Par endroits, le chemin est coupé par un filet d’eau boueuse que les deux promeneurs franchissent d’un bond. Ensuite, il se rétrécit à nouveau, disparaissant presque à travers la broussaille et les palétuviers. Au milieu de cette végétation touffue, mieux vaut bien connaître le terrain.

Par bonheur, c’est le cas de Naing Lin Tun, 14 ans, et c’est certainement cette connaissance qui, entre autres choses, lui a permis de sauver la vie de Aye Mar, 4 ans, le jour où la “muraille noire” a frappé leur village de pêcheurs saisonniers dans l’extrême sud du delta de l’Irrawaddy. Alors que les eaux commençaient à se retirer, Naing Lin Tun descendait précisément vers le plage quand il a découvert la fillette gisant, inerte, dans l’herbe boueuse.

“Je me suis assuré qu’elle était encore en vie en prenant son pouls”, raconte le garçon. “Ensuite, je l’ai chargée sur l’épaule et me suis hâté en direction de la clinique.” Tout en peinant pour rejoindre la route poussiéreuse qui surplombe le village, Naing Lin Tun espérait rencontrer de l’aide, mais il n’y avait pas âme qui vive dans les environs.

La seule chose en vue était un pick-up bleu à l’abandon. Le trajet serait certainement cahoteux sur la piste défoncée, mais avait-il le choix? Après avoir installé la fillette sur le plateau du véhicule, il se mit aussitôt en route pour parcourir les trois kilomètres qui le séparaient encore du dispensaire.

A la clinique, Daw Khin San, 50 ans, allait bientôt découvrir que, grâce aux notions de premiers secours acquises une trentaine d’années auparavant, elle pouvait encore sauver des vies. “Tout m’est revenu instantanément: comment incliner la tête en arrière, dégager les voies respiratoires, placer la bouche sur le nez ou les lèvres, puis insuffler des bouffées d’air rapides et légères jusqu’à ce que les poumons se remettent à fonctionner normalement”, raconte-t-elle.

“Sur les cinq enfants amenés ici, j’ai pu en ranimer trois. Il est triste que je n’aie pas réussi à les sauver tous, mais, sans ma formation de secouriste, je n’aurais pu en aider aucun”, commente-t-elle en souriant à Aye Mar qui écoute avec attention.

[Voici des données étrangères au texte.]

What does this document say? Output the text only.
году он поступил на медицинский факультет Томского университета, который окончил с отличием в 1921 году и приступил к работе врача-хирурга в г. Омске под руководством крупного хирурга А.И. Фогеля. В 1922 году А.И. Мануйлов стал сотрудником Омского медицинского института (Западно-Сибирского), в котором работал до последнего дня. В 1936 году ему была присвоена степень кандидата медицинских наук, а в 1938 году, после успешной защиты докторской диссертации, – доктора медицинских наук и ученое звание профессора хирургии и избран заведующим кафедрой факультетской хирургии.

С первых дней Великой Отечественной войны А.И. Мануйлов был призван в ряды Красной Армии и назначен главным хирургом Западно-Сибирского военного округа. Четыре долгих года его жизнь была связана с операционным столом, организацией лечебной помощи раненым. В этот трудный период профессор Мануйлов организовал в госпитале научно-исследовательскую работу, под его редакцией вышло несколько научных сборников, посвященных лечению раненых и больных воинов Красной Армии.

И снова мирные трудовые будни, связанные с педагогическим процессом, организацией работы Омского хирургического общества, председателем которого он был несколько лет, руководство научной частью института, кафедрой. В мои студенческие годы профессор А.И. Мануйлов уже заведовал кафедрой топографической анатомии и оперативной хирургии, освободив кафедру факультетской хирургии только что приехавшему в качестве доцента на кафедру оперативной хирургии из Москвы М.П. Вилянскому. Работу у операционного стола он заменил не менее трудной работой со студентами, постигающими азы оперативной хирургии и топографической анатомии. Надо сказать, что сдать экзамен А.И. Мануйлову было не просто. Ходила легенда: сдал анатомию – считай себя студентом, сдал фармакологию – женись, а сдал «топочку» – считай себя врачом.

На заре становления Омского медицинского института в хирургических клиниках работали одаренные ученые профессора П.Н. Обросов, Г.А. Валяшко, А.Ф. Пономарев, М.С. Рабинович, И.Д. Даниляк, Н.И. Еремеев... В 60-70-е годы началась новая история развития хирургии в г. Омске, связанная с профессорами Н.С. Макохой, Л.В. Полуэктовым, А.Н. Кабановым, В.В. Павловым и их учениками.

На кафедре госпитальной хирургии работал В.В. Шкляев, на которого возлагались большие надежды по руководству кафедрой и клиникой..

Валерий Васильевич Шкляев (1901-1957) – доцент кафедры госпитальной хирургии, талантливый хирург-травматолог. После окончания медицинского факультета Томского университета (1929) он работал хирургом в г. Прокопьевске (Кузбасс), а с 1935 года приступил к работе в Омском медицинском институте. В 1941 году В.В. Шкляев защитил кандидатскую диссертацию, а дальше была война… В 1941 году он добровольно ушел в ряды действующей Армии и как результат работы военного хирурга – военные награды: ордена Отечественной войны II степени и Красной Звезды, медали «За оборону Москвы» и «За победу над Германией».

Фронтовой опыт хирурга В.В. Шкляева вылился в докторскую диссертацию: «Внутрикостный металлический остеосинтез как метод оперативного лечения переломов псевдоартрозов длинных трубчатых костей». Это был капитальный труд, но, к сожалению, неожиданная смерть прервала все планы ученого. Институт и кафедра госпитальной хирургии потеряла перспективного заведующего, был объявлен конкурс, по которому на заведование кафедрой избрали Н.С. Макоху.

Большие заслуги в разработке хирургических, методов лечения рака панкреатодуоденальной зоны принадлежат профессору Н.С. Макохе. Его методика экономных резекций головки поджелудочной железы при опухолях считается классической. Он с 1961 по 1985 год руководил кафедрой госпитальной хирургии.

Pour les habitants du delta de l’Irrawaddy, la préparation est vitale, car leur région est régulièrement exposée à des inondations, à des pénuries d’eau et à des incendies, ainsi qu’à des flambées de maladies infectieuses comme le paludisme, la diarrhée, la rougeole et la dengue.

“Ici, la formation des volontaires est un peu différente d’ailleurs, parce que nous devons tenir compte du fait que les mêmes personnes auront à faire face à toutes sortes de situations de crise, non seulement les urgences résultant des catastrophes naturelles, mais aussi celles qui sont liées à la santé, à l’approvisionnement en eau et à l’assainissement”, explique Joanna MacLean, chef de la délégation de la Fédération internationale au Myanmar.

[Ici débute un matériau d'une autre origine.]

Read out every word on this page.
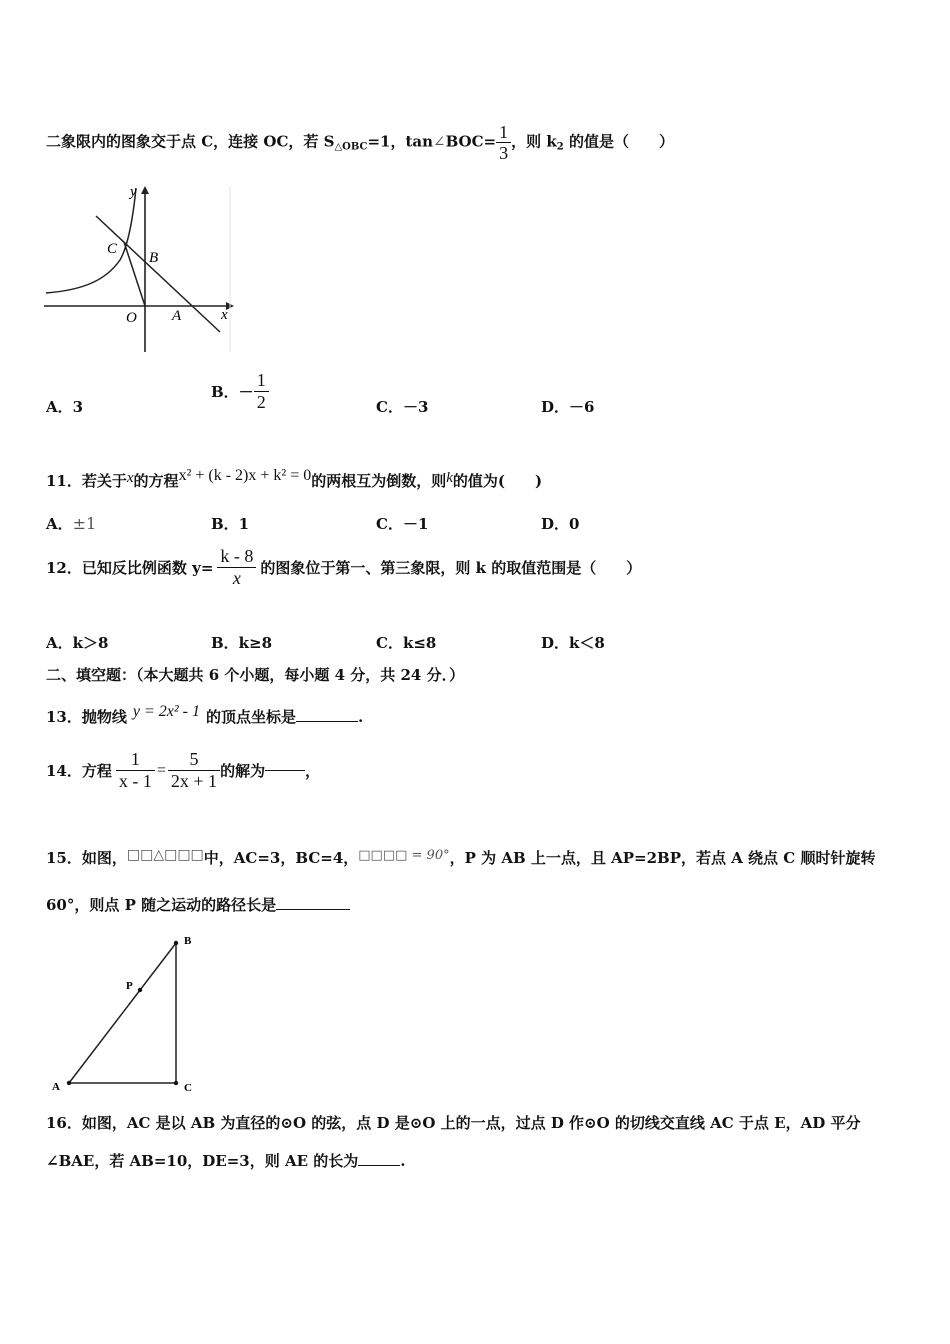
二象限内的图象交于点 C，连接 OC，若 $S_{\triangle OBC}=1$，tan∠BOC= $\frac{1}{3}$ ，则 $k_2$ 的值是（　　）
y
x
C
B
O A
A．3
B．－ $\frac{1}{2}$	C．－3	D．－6
11．若关于x的方程x² + (k - 2)x + k² = 0的两根互为倒数，则k的值为(　　)
A．±1	B．1	C．－1	D．0
12．已知反比例函数 $y= \frac{k - 8}{x}$ 的图象位于第一、第三象限，则 k 的取值范围是（　　）
A．k＞8	B．k≥8	C．k≤8	D．k＜8
二、填空题：（本大题共 6 个小题，每小题 4 分，共 24 分．）
13．抛物线 y = 2x² - 1 的顶点坐标是	.
14．方程 $\frac{1}{x - 1} = \frac{5}{2x + 1}$ 的解为	，
15．如图，□□△□□□中，AC=3，BC=4，□□□□ = 90°，P 为 AB 上一点，且 AP=2BP，若点 A 绕点 C 顺时针旋转
60°，则点 P 随之运动的路径长是
A	C
B
P
16．如图，AC 是以 AB 为直径的⊙O 的弦，点 D 是⊙O 上的一点，过点 D 作⊙O 的切线交直线 AC 于点 E，AD 平分
∠BAE，若 AB=10，DE=3，则 AE 的长为	.
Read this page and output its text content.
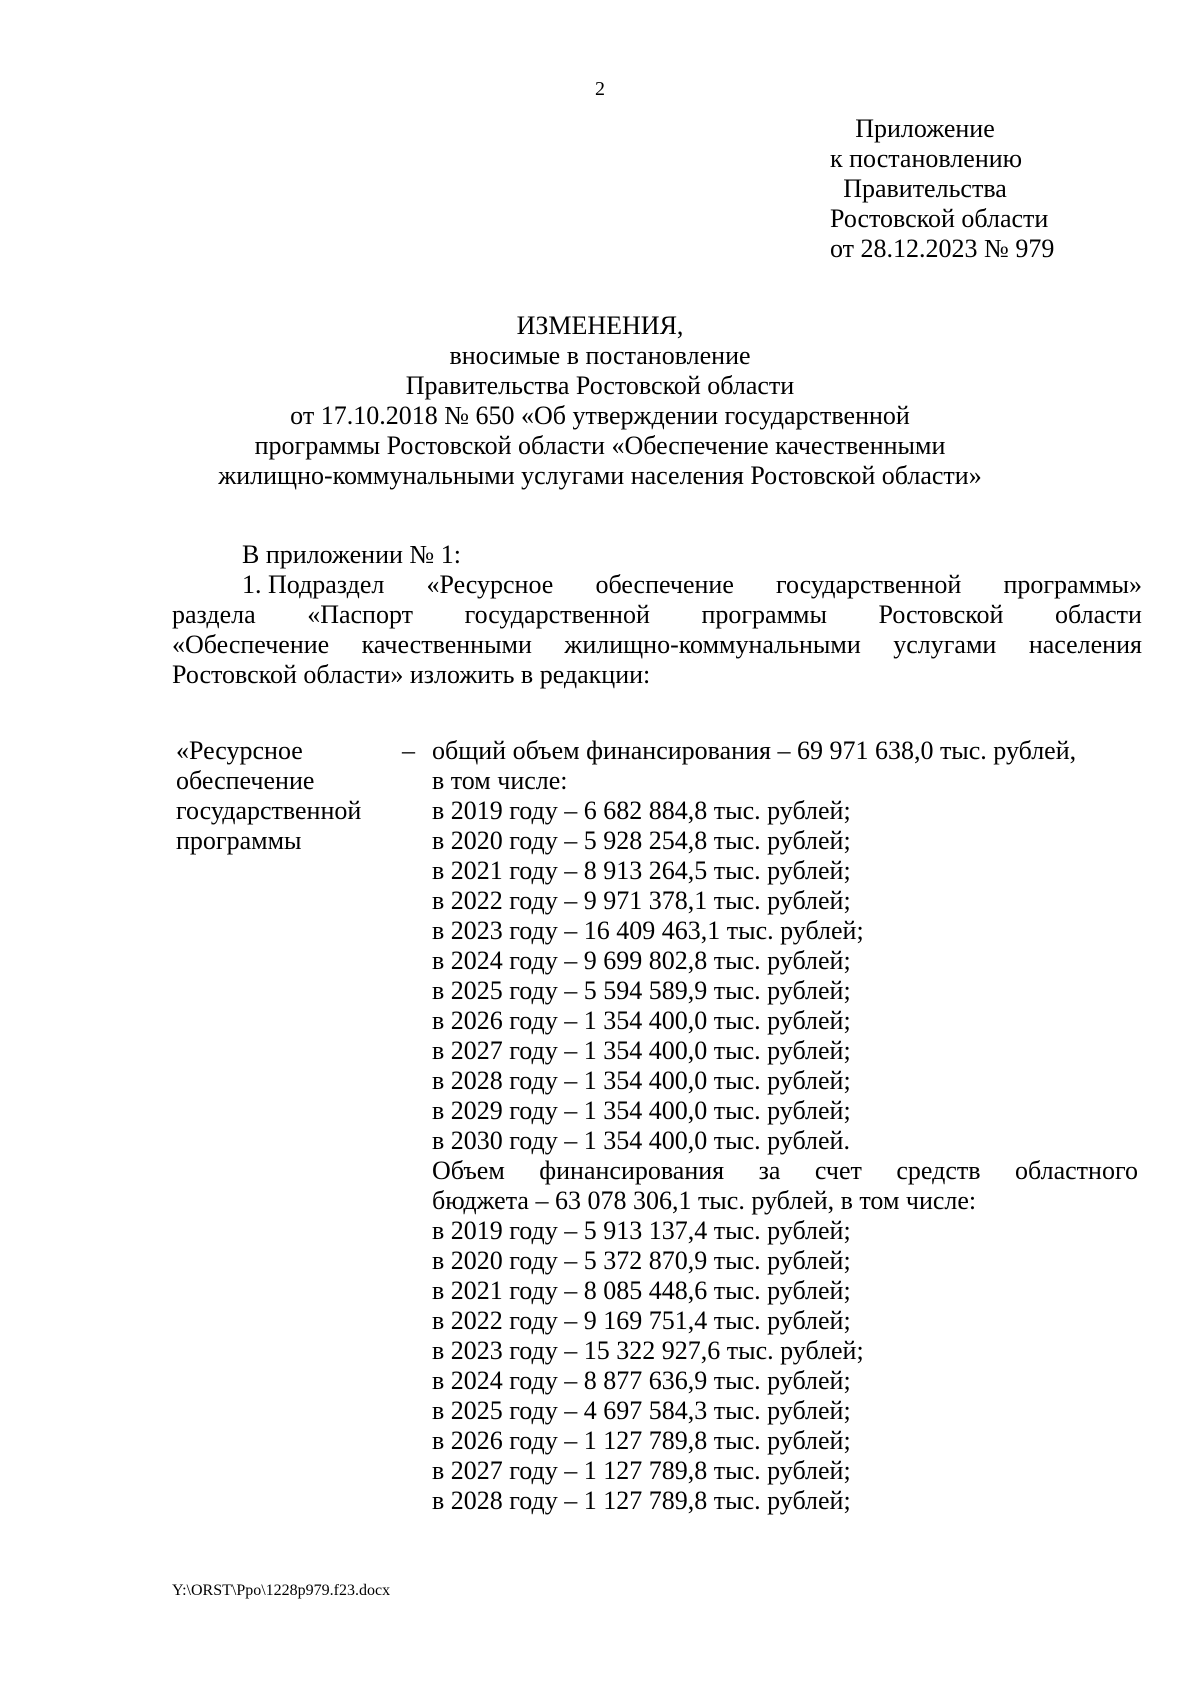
2
Приложение
к постановлению
Правительства
Ростовской области
от 28.12.2023 № 979
ИЗМЕНЕНИЯ,
вносимые в постановление
Правительства Ростовской области
от 17.10.2018 № 650 «Об утверждении государственной
программы Ростовской области «Обеспечение качественными
жилищно-коммунальными услугами населения Ростовской области»
В приложении № 1:
1. Подраздел «Ресурсное обеспечение государственной программы»
раздела «Паспорт государственной программы Ростовской области
«Обеспечение качественными жилищно-коммунальными услугами населения
Ростовской области» изложить в редакции:
«Ресурсное
обеспечение
государственной
программы
– общий объем финансирования – 69 971 638,0 тыс. рублей,
в том числе:
в 2019 году – 6 682 884,8 тыс. рублей;
в 2020 году – 5 928 254,8 тыс. рублей;
в 2021 году – 8 913 264,5 тыс. рублей;
в 2022 году – 9 971 378,1 тыс. рублей;
в 2023 году – 16 409 463,1 тыс. рублей;
в 2024 году – 9 699 802,8 тыс. рублей;
в 2025 году – 5 594 589,9 тыс. рублей;
в 2026 году – 1 354 400,0 тыс. рублей;
в 2027 году – 1 354 400,0 тыс. рублей;
в 2028 году – 1 354 400,0 тыс. рублей;
в 2029 году – 1 354 400,0 тыс. рублей;
в 2030 году – 1 354 400,0 тыс. рублей.
Объем финансирования за счет средств областного
бюджета – 63 078 306,1 тыс. рублей, в том числе:
в 2019 году – 5 913 137,4 тыс. рублей;
в 2020 году – 5 372 870,9 тыс. рублей;
в 2021 году – 8 085 448,6 тыс. рублей;
в 2022 году – 9 169 751,4 тыс. рублей;
в 2023 году – 15 322 927,6 тыс. рублей;
в 2024 году – 8 877 636,9 тыс. рублей;
в 2025 году – 4 697 584,3 тыс. рублей;
в 2026 году – 1 127 789,8 тыс. рублей;
в 2027 году – 1 127 789,8 тыс. рублей;
в 2028 году – 1 127 789,8 тыс. рублей;
Y:\ORST\Ppo\1228p979.f23.docx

Ma San San Maw, une habitante de l’île de Kaing Thaung frappée par le tsunami, s’est récemment enrôlée à la Croix-Rouge du Myanmar en qualité de volontaire communautaire. Cette décision n’a pas été facile à prendre.

“Mon mari était lui-même volontaire à la Croix-Rouge, mais il a péri dans la catastrophe”, raconte-t-elle. “Depuis, la vue des uniformes me faisait sans cesse penser à lui et cela me rendait triste. Néanmoins, au bout d’un certain temps, j’ai résolu de surmonter ma douleur et d’aider à mon tour les membres de ma communauté.”

Ma San San se dirige maintenant vers l’école secondaire de Kaing Thaung. A l’intérieur de l’édifice délabré, quatre femmes attendent patiemment une délégation de la Société nationale. Dans le cadre d’une petite cérémonie, les visiteurs remettront à ces femmes chefs de famille des enveloppes contenant 10 000 kyat (environ 14 francs suisses).

“Lorsque nous sommes venus en aide aux victimes du tsunami, nous avons constaté que certains foyers étaient plus durement touchés que d’autres. C’est à ces familles défavorisées que nous offrons une assistance supplémentaire”, commente U Saw Thein, de la Croix-Rouge du Myanmar.

Le 28 mars, un nouveau séisme a frappé le nord de Sumatra, déclenchant des alertes aux raz-de-marée à travers toute la région. Les habitants ont été avertis du danger par la télévision et la radio ainsi que par des messages diffusés sur les téléphones mobiles, et des mesures de précaution ont été mises en oeuvre. En Thaïlande, par exemple, des pick-up équipés de sirènes ont sillonné les plages et des camions ont évacué les personnes qui le souhaitaient.

Sur Kaing Thaung, toutefois, il n’y a ni téléphones mobiles, ni camions – et il n’y a pas le moindre endroit où se réfugier si un nouveau tsunami devait se produire. Néanmoins, les habitants ne restent pas inactifs face à cette menace. Sur le littoral sud-ouest, ils ont entrepris d’empiler des pierres, des briques et autres matériaux afin de créer une barrière de protection. Ainsi, si la “muraille noire” devait revenir, elle serait stoppée ou, au moins, freinée dans son élan.

Khin Mar San, 35 ans, veuve et mère de quatre enfants, n’a pas oublié les cris des pêcheurs qui se trouvaient en mer ce funeste 26 décembre.

“Cours! Cours!”, hurlaient-ils, “une muraille noire arrive sur nous.” “Nous avons couru aussi vite que nous pouvions, mais la vague nous a rattrapé ici”, raconte Khin Mar San, indiquant un petit pont de bois situé à près de 200 mètres du rivage.

Pendant qu’elle parlait, des gens se sont rassemblés autour d’elle. A ces évocations, certains branlent la tête, d’autres haussent les épaules. Ce jour-là, huit habitants de l’île, dont trois enfants, ont disparu dans les flots.

“Par chance”, poursuit Khin Mar San, “nous avons tous survécu, mais notre maison a été détruite.” Sa famille fait partie des 68 foyers qui seront relogés à Thit Poke, sur le continent, où 143 nouvelles habitations sont en cours de construction. Le gouvernement fournit les matériaux et le Programme alimentaire mondial (PAM) a embauché des charpentiers locaux dans le cadre d’un programme “nourriture contre travail”, la Croix-Rouge du Myanmar se chargeant pour sa part d’installer des latrines communautaires.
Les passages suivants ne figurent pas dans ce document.